I want it all and mean it all – but the grammar is beyond me.
[This is part of a series of posts exploring a contemplative pathway to healing/maturing that I call “a compassionate consent to reality.” For an introduction to the project, you may want to see this post here.]
“The Law of Love is the deepest law of our nature, not something alien or extraneous to our nature. Our nature itself inclines us toward love, and to love freely.” - Thomas Merton (Conjectures of a Guilty Bystander)

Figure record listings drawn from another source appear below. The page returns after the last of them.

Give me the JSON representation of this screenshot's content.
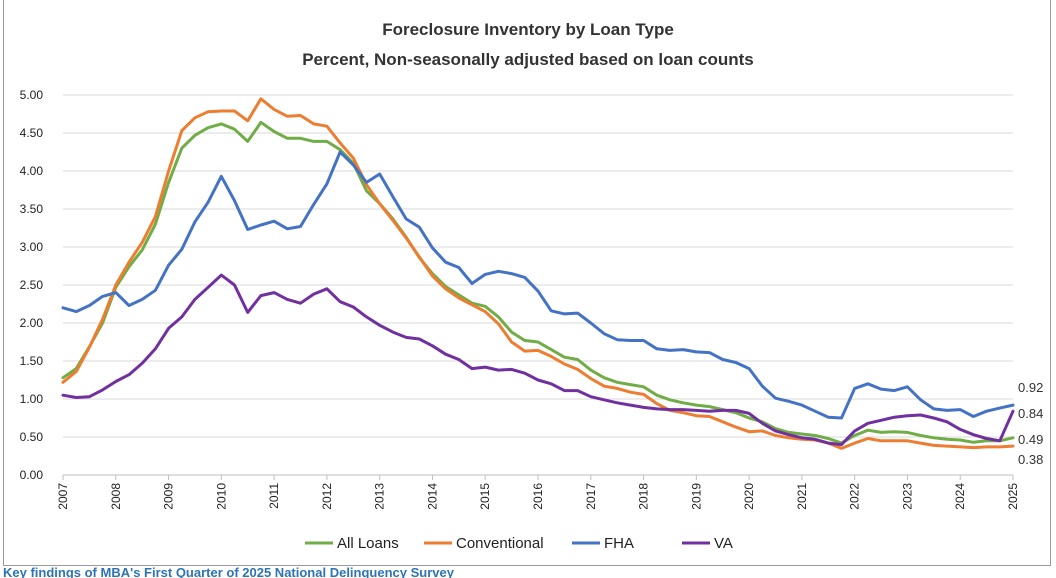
{
  "caption": "Key findings of MBA's First Quarter of 2025 National Delinquency Survey",
  "chart_data": {
    "type": "line",
    "title": "Foreclosure Inventory by Loan Type",
    "subtitle": "Percent, Non-seasonally adjusted based on loan counts",
    "xlabel": "",
    "ylabel": "",
    "xlim": [
      2007.0,
      2025.0
    ],
    "ylim": [
      0,
      5
    ],
    "y_ticks": [
      "0.00",
      "0.50",
      "1.00",
      "1.50",
      "2.00",
      "2.50",
      "3.00",
      "3.50",
      "4.00",
      "4.50",
      "5.00"
    ],
    "x_ticks": [
      "2007",
      "2008",
      "2009",
      "2010",
      "2011",
      "2012",
      "2013",
      "2014",
      "2015",
      "2016",
      "2017",
      "2018",
      "2019",
      "2020",
      "2021",
      "2022",
      "2023",
      "2024",
      "2025"
    ],
    "grid": "horizontal",
    "legend": "bottom",
    "x": [
      2007.0,
      2007.25,
      2007.5,
      2007.75,
      2008.0,
      2008.25,
      2008.5,
      2008.75,
      2009.0,
      2009.25,
      2009.5,
      2009.75,
      2010.0,
      2010.25,
      2010.5,
      2010.75,
      2011.0,
      2011.25,
      2011.5,
      2011.75,
      2012.0,
      2012.25,
      2012.5,
      2012.75,
      2013.0,
      2013.25,
      2013.5,
      2013.75,
      2014.0,
      2014.25,
      2014.5,
      2014.75,
      2015.0,
      2015.25,
      2015.5,
      2015.75,
      2016.0,
      2016.25,
      2016.5,
      2016.75,
      2017.0,
      2017.25,
      2017.5,
      2017.75,
      2018.0,
      2018.25,
      2018.5,
      2018.75,
      2019.0,
      2019.25,
      2019.5,
      2019.75,
      2020.0,
      2020.25,
      2020.5,
      2020.75,
      2021.0,
      2021.25,
      2021.5,
      2021.75,
      2022.0,
      2022.25,
      2022.5,
      2022.75,
      2023.0,
      2023.25,
      2023.5,
      2023.75,
      2024.0,
      2024.25,
      2024.5,
      2024.75,
      2025.0
    ],
    "series": [
      {
        "name": "All Loans",
        "color": "#70ad47",
        "end_label": "0.49",
        "values": [
          1.28,
          1.4,
          1.69,
          2.0,
          2.47,
          2.74,
          2.96,
          3.3,
          3.85,
          4.3,
          4.47,
          4.57,
          4.62,
          4.55,
          4.39,
          4.64,
          4.52,
          4.43,
          4.43,
          4.39,
          4.39,
          4.28,
          4.1,
          3.74,
          3.57,
          3.37,
          3.13,
          2.86,
          2.65,
          2.48,
          2.37,
          2.26,
          2.22,
          2.08,
          1.88,
          1.77,
          1.75,
          1.65,
          1.55,
          1.52,
          1.38,
          1.28,
          1.22,
          1.19,
          1.16,
          1.05,
          0.99,
          0.95,
          0.92,
          0.9,
          0.86,
          0.82,
          0.75,
          0.7,
          0.61,
          0.56,
          0.54,
          0.52,
          0.48,
          0.42,
          0.52,
          0.59,
          0.56,
          0.57,
          0.56,
          0.52,
          0.49,
          0.47,
          0.46,
          0.43,
          0.45,
          0.45,
          0.49
        ]
      },
      {
        "name": "Conventional",
        "color": "#ed7d31",
        "end_label": "0.38",
        "values": [
          1.22,
          1.36,
          1.68,
          2.05,
          2.5,
          2.8,
          3.06,
          3.4,
          4.0,
          4.53,
          4.7,
          4.78,
          4.79,
          4.79,
          4.66,
          4.95,
          4.81,
          4.72,
          4.73,
          4.62,
          4.59,
          4.37,
          4.17,
          3.82,
          3.57,
          3.35,
          3.12,
          2.87,
          2.62,
          2.45,
          2.33,
          2.24,
          2.15,
          1.99,
          1.75,
          1.63,
          1.64,
          1.56,
          1.46,
          1.39,
          1.27,
          1.17,
          1.14,
          1.09,
          1.06,
          0.94,
          0.85,
          0.82,
          0.78,
          0.77,
          0.7,
          0.63,
          0.57,
          0.58,
          0.52,
          0.49,
          0.47,
          0.46,
          0.42,
          0.35,
          0.42,
          0.48,
          0.45,
          0.45,
          0.45,
          0.42,
          0.39,
          0.38,
          0.37,
          0.36,
          0.37,
          0.37,
          0.38
        ]
      },
      {
        "name": "FHA",
        "color": "#4472c4",
        "end_label": "0.92",
        "values": [
          2.2,
          2.15,
          2.23,
          2.35,
          2.4,
          2.23,
          2.31,
          2.43,
          2.76,
          2.97,
          3.33,
          3.59,
          3.93,
          3.61,
          3.23,
          3.29,
          3.34,
          3.24,
          3.27,
          3.56,
          3.83,
          4.25,
          4.08,
          3.85,
          3.96,
          3.66,
          3.37,
          3.26,
          2.99,
          2.8,
          2.73,
          2.52,
          2.64,
          2.68,
          2.65,
          2.6,
          2.42,
          2.16,
          2.12,
          2.13,
          2.0,
          1.86,
          1.78,
          1.77,
          1.77,
          1.66,
          1.64,
          1.65,
          1.62,
          1.61,
          1.52,
          1.48,
          1.4,
          1.17,
          1.01,
          0.97,
          0.92,
          0.84,
          0.76,
          0.75,
          1.14,
          1.2,
          1.13,
          1.11,
          1.16,
          0.99,
          0.87,
          0.85,
          0.86,
          0.77,
          0.84,
          0.88,
          0.92
        ]
      },
      {
        "name": "VA",
        "color": "#7030a0",
        "end_label": "0.84",
        "values": [
          1.05,
          1.02,
          1.03,
          1.12,
          1.23,
          1.32,
          1.47,
          1.66,
          1.93,
          2.08,
          2.31,
          2.47,
          2.63,
          2.5,
          2.14,
          2.36,
          2.4,
          2.31,
          2.26,
          2.38,
          2.45,
          2.28,
          2.21,
          2.08,
          1.97,
          1.88,
          1.81,
          1.79,
          1.7,
          1.59,
          1.52,
          1.4,
          1.42,
          1.38,
          1.39,
          1.34,
          1.25,
          1.2,
          1.11,
          1.11,
          1.03,
          0.99,
          0.95,
          0.92,
          0.89,
          0.87,
          0.86,
          0.86,
          0.85,
          0.84,
          0.85,
          0.85,
          0.81,
          0.68,
          0.58,
          0.53,
          0.49,
          0.47,
          0.42,
          0.4,
          0.58,
          0.68,
          0.72,
          0.76,
          0.78,
          0.79,
          0.75,
          0.7,
          0.6,
          0.53,
          0.48,
          0.45,
          0.84
        ]
      }
    ]
  }
}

Reading and rereading and rereading this it is more than abundantly clear (or abundantly confusing) that compassion or compassionate reality are (or is) sought out, or shared with, ourselves and those we encounter on our journeys as we navigate the realities and imaginings of life. For instance do we have compassion inside of us for ourselves (most certainly it appears yes when we learn that we can feel safe and have someone walk us through it or with the help of a loving or compassionate God or Jesus) and do we have compassion for others with no ulterior motive ( like inflating the standings of our shadows) or perhaps controlling others. As I write this comment I do believe you are wrapping up "Adding Compassion" and "A Compassionate Consent to Reality" in such a way that it is a loving and ethical undertaking in the idea that suffering is inevitable, real, and doable because of compassion. It just seems to appear that it's not always an easy task. I am way less confused as I mull over "Adding Compassion" because that is exactly what we do - we add compassion. Even if we must seek the help of a professional. So "Adding Compassion" has really sparked an interest that would really resonate with all us sufferers, all of us concerned people, and all of us musing our ways through life. It is with a must that i will continue to read each part as it come out Thank you Walter.
I am working out how your three in one use of compassionate maps with “in whom we LIVE and MOVE and HAVE our being.” I guess that leads to the question of another three-in-one it could be mapping on.